Eine mögliche Alternative sind Siloballen. Aber auch hier ist eine ausreichende mikrobiogische Stabilität nur gewährleistet, wenn mehrere Tage an solch einem Ballen fressen. Werden ca. 10kg/Tier und Tag aufgenommen, dauert die Verfütterung eines ca. 500kg schweren Ballens ebenfalls mehrere Tage. Im Sommer sollte ein geöffneter Ballen nicht länger als zwei Tage verfüttert werden, im Winter maximal fünf Tage.
Nährstoffprofil
Bei einem idealen Siliervorgang weisen Grassilagen ein Nährstoffprofil auf, welches dem frischen Ausgangsmaterial sehr ähnlich ist. Ein Teil des Zuckers ist jedoch zu Milchsäure (Laktat) umgewandelt. Im Vergleich zum Heu sind höhere ß-Carotingehalte zu erwarten. Der Vit. D3-Gehalt ist jedoch zumeist niedriger (genaue Gehalte abhängig von der Anwelkzeit unter Sonneneinstrahlung). Bei Trockensubstanz-Gehalten > 30% sind Grassilagen v.a. für hochtragende oder laktierende Stuten sowie Fohlen geeignet. Hier sind hohe Eiweißgehalte und Energiegehalte um die 8 MJ ME/ kg TS zu erwarten.
Risiken
Hier v.a. die mögliche Belastung mit Listerien und mit Clostridien hervorzuheben.
Listerien werden v.a. durch Erde eingetragen (zu niedrige Schnitthöhe) und befinden sich bevorzugt in den Randzonen fehlgegorener Silagen. Eine Gesundheitsgefahr geht v.a. für Fohlen aus. Hier zeigen sich hohes Fieber und Septikämien, die schnell einen lebensbedrohlichen Verlauf nehmen können. Erwachsene Tiere fallen bei einer Listerieninfektion mit neurologischen Symptomen und Aborten auf.

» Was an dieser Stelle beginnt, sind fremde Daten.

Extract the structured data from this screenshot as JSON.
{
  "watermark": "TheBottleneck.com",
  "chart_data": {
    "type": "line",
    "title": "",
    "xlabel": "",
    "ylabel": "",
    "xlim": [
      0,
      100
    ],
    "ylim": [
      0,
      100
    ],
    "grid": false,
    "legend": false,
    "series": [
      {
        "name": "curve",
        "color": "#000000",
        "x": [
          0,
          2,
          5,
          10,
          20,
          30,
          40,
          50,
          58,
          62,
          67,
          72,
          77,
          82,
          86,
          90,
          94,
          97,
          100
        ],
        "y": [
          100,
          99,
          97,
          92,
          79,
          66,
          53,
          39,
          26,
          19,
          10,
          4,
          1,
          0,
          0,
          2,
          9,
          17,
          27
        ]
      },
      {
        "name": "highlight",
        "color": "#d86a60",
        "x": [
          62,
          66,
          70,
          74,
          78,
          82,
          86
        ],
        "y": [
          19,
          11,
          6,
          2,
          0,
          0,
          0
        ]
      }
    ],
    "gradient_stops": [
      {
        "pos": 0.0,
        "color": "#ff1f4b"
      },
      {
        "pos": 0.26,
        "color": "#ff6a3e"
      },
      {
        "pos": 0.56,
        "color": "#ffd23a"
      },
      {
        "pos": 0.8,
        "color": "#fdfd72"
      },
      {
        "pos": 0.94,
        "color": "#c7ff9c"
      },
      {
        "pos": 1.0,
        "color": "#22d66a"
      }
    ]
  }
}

Eine weitere, häufigere Gefahr, ist die bakterielle Kontamination mit Clostridium botulinum bzw. dessen Toxin. Pferde sind hierfür besonders empfänglich. Eintragsquellen sind ebenfalls Erdbeimengungen wie auch Tierkadaver, die bei der Ernte unentdeckt mit einsiliert werden. Hauptrisikofaktoren sind daher Erdkontaminationen des Grünfutters sowie ein nicht ausreichend niedriger pH-Wert im Siliergut (pH > 4,5 ist als kritisch anzusehen) und ein zu feuchtes Siliergut (TS-Gehalte < 35%). Klinisch zeigt sich eine Botulismus-Infektion in Form neurologischer Symptome – das Botulismustoxin heftet sich an die Endplatten der Nervenzellen, die sonst der Erregungsweiterleitung dienen, und führt dadurch zu einer schlaffen Muskellähmung.
Sonderform „Heulage“
Heulage zeichnen sich durch einen im Vergleich zu Grassilagen erhöhten Trockensubstanzgehalt (TS) von 50-80 % aus und sind somit zwischen Heu und Grassilagen einzuordnen. Durch die hohen TS-Gehalte ist die Fermentation und somit Milchsäurebildung und pH-Wert-Absenkung gehemmt. Somit sind im Endprodukt höhere pH-Werte zu erwarten.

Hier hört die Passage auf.